The key requirement is that the documents have a consistent structure. When the same section always appears under the same heading, and the same fields always appear in the same positions within that section, Knowi’s Document AI can be trained to extract them reliably at scale.
Frequently Asked Questions
How accurate is Knowi’s Document AI for extracting data from PDFs?
In this implementation, Knowi achieved 99.5% extraction accuracy across all nine fields, verified through manual line-by-line comparison against the source PDFs. Out of several hundred extracted values across 12 test documents, fewer than 10 required correction.
Can Knowi handle PDF reports that are 200+ pages long?
Yes. Knowi processes long documents through intelligent chunking, splitting each report into sections, processing them independently, and assembling the results. This eliminates timeout errors and ensures recommendations near the end of a report are extracted with the same accuracy as those at the beginning.

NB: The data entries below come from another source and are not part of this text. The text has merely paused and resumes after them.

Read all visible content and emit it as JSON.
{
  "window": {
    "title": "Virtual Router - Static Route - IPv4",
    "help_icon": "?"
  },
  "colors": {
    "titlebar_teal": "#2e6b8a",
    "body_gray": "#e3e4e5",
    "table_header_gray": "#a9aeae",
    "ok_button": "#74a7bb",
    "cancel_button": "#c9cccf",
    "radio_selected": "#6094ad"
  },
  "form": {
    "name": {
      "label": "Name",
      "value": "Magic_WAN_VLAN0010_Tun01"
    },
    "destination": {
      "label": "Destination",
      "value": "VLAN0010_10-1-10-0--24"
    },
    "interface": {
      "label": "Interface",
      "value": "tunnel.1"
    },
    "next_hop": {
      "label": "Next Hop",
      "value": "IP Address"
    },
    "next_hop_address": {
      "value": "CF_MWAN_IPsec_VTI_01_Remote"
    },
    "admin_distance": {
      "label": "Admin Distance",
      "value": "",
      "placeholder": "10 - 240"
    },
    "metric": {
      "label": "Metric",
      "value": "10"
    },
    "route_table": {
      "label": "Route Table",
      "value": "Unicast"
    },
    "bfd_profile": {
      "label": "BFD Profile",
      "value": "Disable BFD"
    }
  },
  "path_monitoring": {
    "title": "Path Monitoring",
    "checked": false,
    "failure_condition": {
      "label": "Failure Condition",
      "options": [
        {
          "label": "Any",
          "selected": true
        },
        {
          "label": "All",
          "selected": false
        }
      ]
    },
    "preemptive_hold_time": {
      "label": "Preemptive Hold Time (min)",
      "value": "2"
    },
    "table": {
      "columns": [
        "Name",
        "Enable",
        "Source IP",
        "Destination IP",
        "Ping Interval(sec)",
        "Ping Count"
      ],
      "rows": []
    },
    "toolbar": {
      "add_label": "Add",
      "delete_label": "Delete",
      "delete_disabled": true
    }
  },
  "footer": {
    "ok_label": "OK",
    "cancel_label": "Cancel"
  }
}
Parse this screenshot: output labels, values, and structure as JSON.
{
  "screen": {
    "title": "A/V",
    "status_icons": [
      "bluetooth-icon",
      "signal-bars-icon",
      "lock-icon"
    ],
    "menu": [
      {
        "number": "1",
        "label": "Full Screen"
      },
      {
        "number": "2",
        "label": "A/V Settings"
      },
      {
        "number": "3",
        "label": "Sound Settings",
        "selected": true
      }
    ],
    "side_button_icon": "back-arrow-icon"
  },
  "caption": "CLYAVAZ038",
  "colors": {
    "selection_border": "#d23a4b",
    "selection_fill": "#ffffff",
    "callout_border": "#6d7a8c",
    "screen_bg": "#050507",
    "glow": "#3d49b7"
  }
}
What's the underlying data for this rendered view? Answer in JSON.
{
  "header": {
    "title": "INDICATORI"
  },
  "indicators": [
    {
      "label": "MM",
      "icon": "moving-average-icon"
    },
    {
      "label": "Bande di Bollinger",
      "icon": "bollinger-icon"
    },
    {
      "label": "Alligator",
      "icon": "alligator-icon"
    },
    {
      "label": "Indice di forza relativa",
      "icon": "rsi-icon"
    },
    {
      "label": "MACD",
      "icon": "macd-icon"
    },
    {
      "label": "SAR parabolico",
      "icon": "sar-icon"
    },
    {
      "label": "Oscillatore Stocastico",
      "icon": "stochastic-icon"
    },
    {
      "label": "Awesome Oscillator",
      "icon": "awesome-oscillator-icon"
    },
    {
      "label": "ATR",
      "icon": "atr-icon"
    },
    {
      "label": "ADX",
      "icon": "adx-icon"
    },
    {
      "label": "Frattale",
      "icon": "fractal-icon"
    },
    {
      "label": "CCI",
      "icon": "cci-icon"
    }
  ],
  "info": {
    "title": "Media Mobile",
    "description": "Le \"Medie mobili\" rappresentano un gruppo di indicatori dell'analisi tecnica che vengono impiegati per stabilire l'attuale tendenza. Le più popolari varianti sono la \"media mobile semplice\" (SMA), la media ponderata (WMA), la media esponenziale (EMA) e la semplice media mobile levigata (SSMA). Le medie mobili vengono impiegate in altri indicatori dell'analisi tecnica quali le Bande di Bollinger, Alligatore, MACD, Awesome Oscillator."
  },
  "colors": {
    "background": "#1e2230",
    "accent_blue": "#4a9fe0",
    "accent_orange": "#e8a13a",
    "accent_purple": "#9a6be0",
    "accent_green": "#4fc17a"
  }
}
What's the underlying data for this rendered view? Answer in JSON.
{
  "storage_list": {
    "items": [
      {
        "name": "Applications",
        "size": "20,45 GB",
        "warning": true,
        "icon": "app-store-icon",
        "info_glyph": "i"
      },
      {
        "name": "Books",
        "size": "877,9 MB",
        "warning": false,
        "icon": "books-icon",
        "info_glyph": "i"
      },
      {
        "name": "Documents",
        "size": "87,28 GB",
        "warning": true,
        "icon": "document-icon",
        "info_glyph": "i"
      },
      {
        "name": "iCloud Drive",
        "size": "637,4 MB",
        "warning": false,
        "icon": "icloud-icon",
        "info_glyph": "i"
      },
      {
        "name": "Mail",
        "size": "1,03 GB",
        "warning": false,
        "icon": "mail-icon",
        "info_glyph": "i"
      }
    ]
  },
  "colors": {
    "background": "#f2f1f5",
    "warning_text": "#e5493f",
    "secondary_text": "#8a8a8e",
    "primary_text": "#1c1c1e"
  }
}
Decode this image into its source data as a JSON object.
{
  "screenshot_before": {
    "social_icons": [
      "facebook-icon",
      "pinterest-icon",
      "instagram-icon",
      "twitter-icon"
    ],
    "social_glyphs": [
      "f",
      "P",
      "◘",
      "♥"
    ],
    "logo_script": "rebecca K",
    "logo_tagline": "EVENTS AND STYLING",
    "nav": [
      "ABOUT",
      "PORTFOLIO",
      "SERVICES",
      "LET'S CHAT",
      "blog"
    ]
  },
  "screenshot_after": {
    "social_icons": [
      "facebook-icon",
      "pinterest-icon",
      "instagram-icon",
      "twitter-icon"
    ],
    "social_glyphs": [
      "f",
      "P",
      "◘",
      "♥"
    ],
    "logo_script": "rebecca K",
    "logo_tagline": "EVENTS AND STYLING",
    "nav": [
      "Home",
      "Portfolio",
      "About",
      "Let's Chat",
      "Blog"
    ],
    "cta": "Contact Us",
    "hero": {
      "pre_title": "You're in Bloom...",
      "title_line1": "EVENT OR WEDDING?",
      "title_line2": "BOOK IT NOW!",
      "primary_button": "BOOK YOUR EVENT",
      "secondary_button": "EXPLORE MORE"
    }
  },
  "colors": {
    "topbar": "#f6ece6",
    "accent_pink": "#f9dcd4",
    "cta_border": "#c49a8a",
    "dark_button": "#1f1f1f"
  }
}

What happens if inspection reports use different section numbering across versions?
Knowi locates sections by title rather than by position. If the recommendations section appears as Section 8 in one report and Section 10 in another, Knowi still identifies it correctly. Formatting and numbering changes across report versions do not affect extraction accuracy.
Does Knowi require a custom ETL pipeline to connect to OneDrive or SharePoint?
No. Knowi connects to OneDrive and SharePoint as native data sources. There is no manual export process, no email attachment workflow, and no intermediate storage layer. When a new report is uploaded to the firm’s file repository, Knowi can automatically detect, process, and extract the required information.
How does Knowi track the same recommendation across multiple annual reports?
Each extraction captures the recommendation along with its report date and status. Because the same recommendation can appear across multiple annual visits with evolving statuses (such as New, In Progress, or Completed), Knowi stores each occurrence as a separate record. Analysts can then query the complete remediation history of any recommendation across all site visits within a single dataset.
What other document types work with Knowi’s Document AI?
Any document set with a consistent structure is a strong fit, including:
- Compliance audit reports
- Engineering inspection logs
- Medical assessments
- Legal review summaries
- Regulatory filings
The key requirement is that the same fields appear under consistent headings across documents. When that pattern exists, Knowi can be configured to extract information reliably and at scale.